The key question for 2018 is whether or not the SNB will start to hike rates ahead of the ECB. The SNB is caught between conflicting forces —a weaker CHF and improved economic prospects on the one hand, but a delayed start to ECB rate hikes on the other. However, the prospect that the ECB withdraws some of its monetary stimulus in 2018 affords the SNB an opportunity to normalise its own policy. We think that the SNB is more likely to “escape” from the current negative interest rate “trap” first before contemplating sale of its large foreign currency holdings. Therefore, we expect a window of opportunity for a first SNB rate hike to open in Q4 2018.

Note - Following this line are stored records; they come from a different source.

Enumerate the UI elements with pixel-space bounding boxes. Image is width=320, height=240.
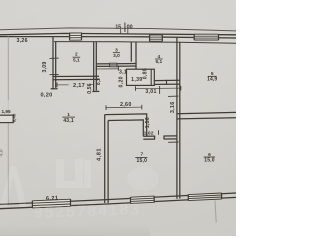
- main vertical wall rooms 4/5, 7/6: [168, 38, 180, 199]
- room 2 label: [73, 52, 81, 64]
- svg-text:0,20: 0,20: [119, 76, 125, 87]
- room 5 label: [207, 71, 217, 83]
- dim 1.02: [144, 130, 159, 136]
- dim 15.00: [115, 23, 132, 34]
- svg-text:2: 2: [75, 52, 78, 58]
- svg-text:4,0: 4,0: [0, 149, 5, 156]
- window bottom 1: [32, 199, 70, 208]
- svg-text:0,2: 0,2: [96, 78, 101, 85]
- svg-text:1,95: 1,95: [2, 109, 12, 114]
- room 2 left wall: [50, 37, 59, 90]
- dim 3.18: [96, 67, 130, 76]
- svg-text:5,1: 5,1: [73, 57, 80, 63]
- svg-text:14,9: 14,9: [207, 77, 217, 83]
- window bottom 2: [131, 196, 155, 204]
- room 7 label: [135, 152, 147, 164]
- window bottom 3: [188, 193, 221, 201]
- corridor wall top (2.60 wall): [105, 114, 147, 136]
- room 4 label: [155, 54, 163, 65]
- room 2 bottom wall: [53, 76, 99, 80]
- svg-text:15,0: 15,0: [204, 157, 215, 163]
- svg-text:1,39: 1,39: [131, 77, 142, 83]
- svg-text:3,01: 3,01: [145, 89, 156, 95]
- top wall outer line: [0, 33, 236, 34]
- svg-text:0,85: 0,85: [143, 68, 149, 79]
- svg-text:2,60: 2,60: [120, 102, 132, 108]
- top wall inner line: [54, 42, 236, 44]
- dim 3.01: [136, 86, 181, 95]
- room 3 bottom wall: [96, 63, 136, 70]
- window top A: [70, 33, 82, 41]
- top wall second line: [0, 37, 236, 38]
- photo edge shading bottom: [0, 0, 1, 1]
- room 1 label: [62, 112, 75, 124]
- watermark circle: [127, 167, 159, 191]
- dim 2.60: [106, 102, 142, 110]
- room 3/4 wall: [131, 42, 136, 81]
- dim 2.17: [57, 82, 94, 90]
- svg-text:0,56: 0,56: [87, 83, 93, 94]
- svg-text:2,17: 2,17: [73, 83, 85, 89]
- svg-text:3,26: 3,26: [17, 38, 28, 44]
- svg-text:3,0: 3,0: [113, 53, 120, 59]
- svg-text:15,0: 15,0: [137, 158, 148, 164]
- exterior stub below wall: [215, 200, 216, 222]
- room 6 label: [204, 152, 216, 164]
- svg-text:0,20: 0,20: [40, 93, 52, 99]
- window top C: [194, 34, 218, 40]
- svg-text:3,16: 3,16: [170, 101, 176, 113]
- left wall (faint): [7, 37, 9, 101]
- room 7 top wall: [143, 136, 177, 140]
- window top B: [150, 35, 163, 42]
- svg-text:1,50: 1,50: [145, 117, 151, 128]
- bottom wall: [0, 193, 236, 209]
- watermark pin: [0, 159, 91, 207]
- wall room1/room7 vertical: [105, 115, 108, 203]
- stove box on left wall: [0, 109, 17, 122]
- svg-text:43,1: 43,1: [63, 118, 74, 124]
- room 4 bottom wall: [154, 80, 180, 85]
- page border line: [0, 28, 236, 31]
- svg-text:5,1: 5,1: [155, 59, 162, 65]
- svg-text:3,09: 3,09: [42, 62, 48, 73]
- room 2/3 divider wall: [92, 42, 99, 92]
- room 3 label: [113, 47, 120, 59]
- svg-text:7: 7: [140, 152, 143, 158]
- wall rooms 5/6: [177, 112, 236, 119]
- svg-text:0,40: 0,40: [12, 113, 17, 122]
- paper background: [0, 0, 236, 236]
- svg-text:6,21: 6,21: [46, 196, 59, 203]
- svg-text:1,02: 1,02: [144, 130, 154, 136]
- closet box: [127, 68, 155, 85]
- svg-text:4,81: 4,81: [97, 148, 103, 161]
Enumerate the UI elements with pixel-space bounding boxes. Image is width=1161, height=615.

Risks are broadly balanced
Risks have become broadly balanced for the Swiss economy. On the positive side, global growth could prove to be more robust than expected in 2018, which in turn could boost the demand for Swiss goods further. More negatively, geopolitical and political risks are still present. The direction of Brexit negotiations and protectionist measures introduced by various countries could harm Switzerland’s exports. As a safe-haven currency, the Swiss franc could appreciate again, partially reversing the positive impact of an improving global economy on exports.